她身上穿著的其實還是昨天的衣服,有點皺,頭發倒還好,剛剛從病房出來前,她用梳子梳過了。只是她的臉色有點白,嘴唇也幹幹的,即便掛著笑容,氣色也沒有太好。

除去母親過世的那一年,麥修澤作為大男人已經好久沒有想哭了,今天卻被佟羌羌惹得?子發酸。略一斂,他故意摸著下巴大量她,爾後笑了笑:“很漂亮。”

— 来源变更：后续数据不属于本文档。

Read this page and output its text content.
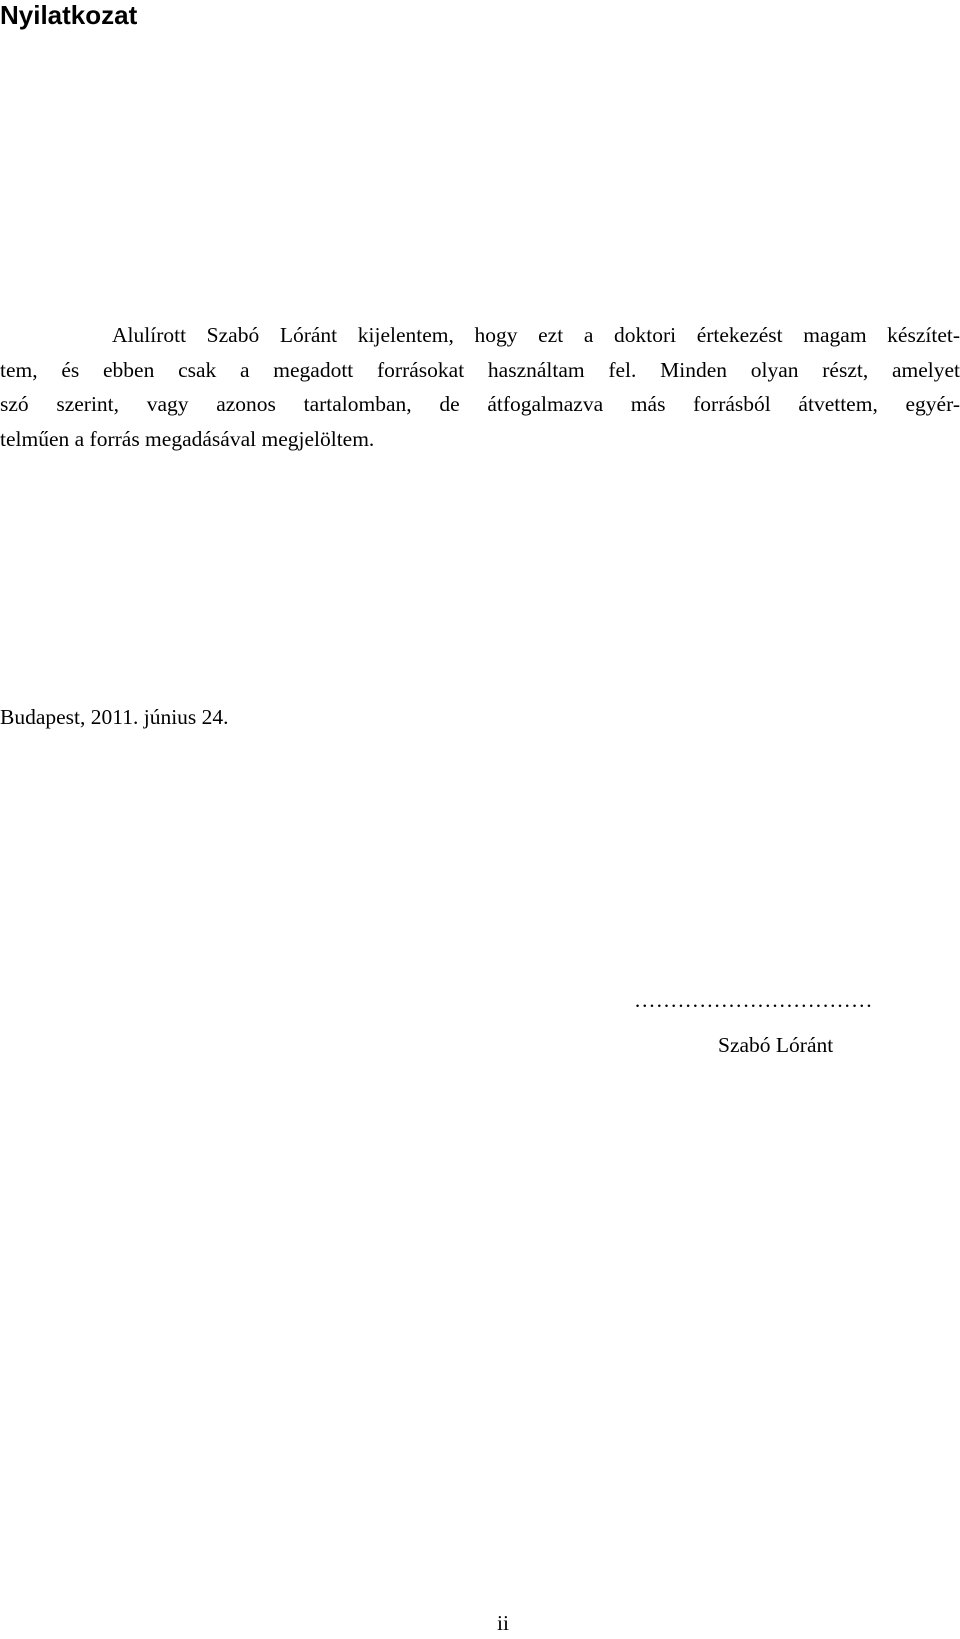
Nyilatkozat
Alulírott Szabó Lóránt kijelentem, hogy ezt a doktori értekezést magam készítet-
tem, és ebben csak a megadott forrásokat használtam fel. Minden olyan részt, amelyet
szó szerint, vagy azonos tartalomban, de átfogalmazva más forrásból átvettem, egyér-
telműen a forrás megadásával megjelöltem.
Budapest, 2011. június 24.
……………………………
Szabó Lóránt
ii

“好,謝謝你。”佟羌羌這才似放了心一般,繼續自己的步子。

未及他們走進去,裏面有三個人率先走出來。

全都國字臉板寸頭,皆著黑色的衣服。為首的那個正是之前見過的晏西的小舅舅。

小舅舅自然也認得佟羌羌。

碰面的瞬間,兩人都停了下來。

佟羌羌盯著小舅舅手裏捧著的紫檀木骨灰盒,一整串的淚珠子立馬滑出眼眶:“為什麽不等我……為什麽連最後一面都不讓我見……為什麽……”

小舅舅和麥修澤無聲地對視一眼,沒有說話。

佟羌羌擡起手臂,顫抖著手指,緩緩地摸了上去:“你們要帶他去哪裏……”

“回家。”答完,大概是意識到過於簡略,也過於冷硬,小舅舅緩了緩語氣,道:“得按家裏的習俗辦。已經給他擺了靈堂,請了師傅,超度之後,要進祠堂。”